After contracting 75 basic trainer aircraft from Pilatus in 2012, India wants to buy an additional 106 that would be license-built by a domestic company.
But domestic defense firms find the proposal uneconomical, and state-owned Hindustan Aeronautics Ltd. (HAL) is pushing its own homegrown basic trainer, though the Indian Air Force has already rejected it.
The request for information, described by the defense industry as the first of its kind, asks selected domestic companies if they would participate in the proposed program to build 106 Pilatus PC-7 Mark-II trainers under license in the “Buy and Make (Indian)” category, which restricts contracts to domestic defense companies and requires that at least half of the components and subsystems come from domestic sources.
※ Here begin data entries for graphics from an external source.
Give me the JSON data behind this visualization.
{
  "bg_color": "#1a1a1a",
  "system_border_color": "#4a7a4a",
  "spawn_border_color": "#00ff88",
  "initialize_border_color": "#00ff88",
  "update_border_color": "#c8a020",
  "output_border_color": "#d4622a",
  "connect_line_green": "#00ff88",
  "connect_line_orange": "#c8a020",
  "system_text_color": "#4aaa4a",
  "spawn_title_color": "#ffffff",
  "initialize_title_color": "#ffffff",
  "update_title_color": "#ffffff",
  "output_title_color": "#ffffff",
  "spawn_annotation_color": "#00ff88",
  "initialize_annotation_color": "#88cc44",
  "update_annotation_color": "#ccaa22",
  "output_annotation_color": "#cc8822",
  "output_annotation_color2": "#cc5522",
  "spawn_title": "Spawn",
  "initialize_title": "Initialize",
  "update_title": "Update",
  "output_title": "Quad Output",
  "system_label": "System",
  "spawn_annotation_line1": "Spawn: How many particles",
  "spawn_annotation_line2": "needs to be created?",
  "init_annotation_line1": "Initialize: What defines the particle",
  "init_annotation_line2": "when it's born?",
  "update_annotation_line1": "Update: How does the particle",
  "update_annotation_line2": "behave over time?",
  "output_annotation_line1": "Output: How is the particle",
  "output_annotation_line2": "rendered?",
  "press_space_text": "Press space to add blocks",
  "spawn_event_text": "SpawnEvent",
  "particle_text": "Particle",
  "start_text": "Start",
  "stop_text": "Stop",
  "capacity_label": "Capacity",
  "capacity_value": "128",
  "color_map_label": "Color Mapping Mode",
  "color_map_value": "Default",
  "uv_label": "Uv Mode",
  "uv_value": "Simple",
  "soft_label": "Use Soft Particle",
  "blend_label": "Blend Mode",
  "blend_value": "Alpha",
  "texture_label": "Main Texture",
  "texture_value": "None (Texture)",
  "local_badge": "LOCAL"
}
Domestic companies, in turn, find the “Buy and Make (Indian )” program for Pilatus uneconomical because of the limited order. A chosen domestic company and the Swiss original equipment manufacturer would produce the trainer. However, no domestic partner has so far confirmed talking to Pilatus on the program.
HAL is also developing a homegrown trainer and is trying to block the proposed Pilatus program.
A HAL official said the basic trainer it is developing, the HTT-40, would be more advanced than the PC-7 as it will have weapon-firing capabilities and other advancements. The HTT-40 is expected to fly by 2015.
Last year, the Air Force proposed that HAL license-produce the Pilatus aircraft but HAL rejected the proposal, saying it was working on its own project.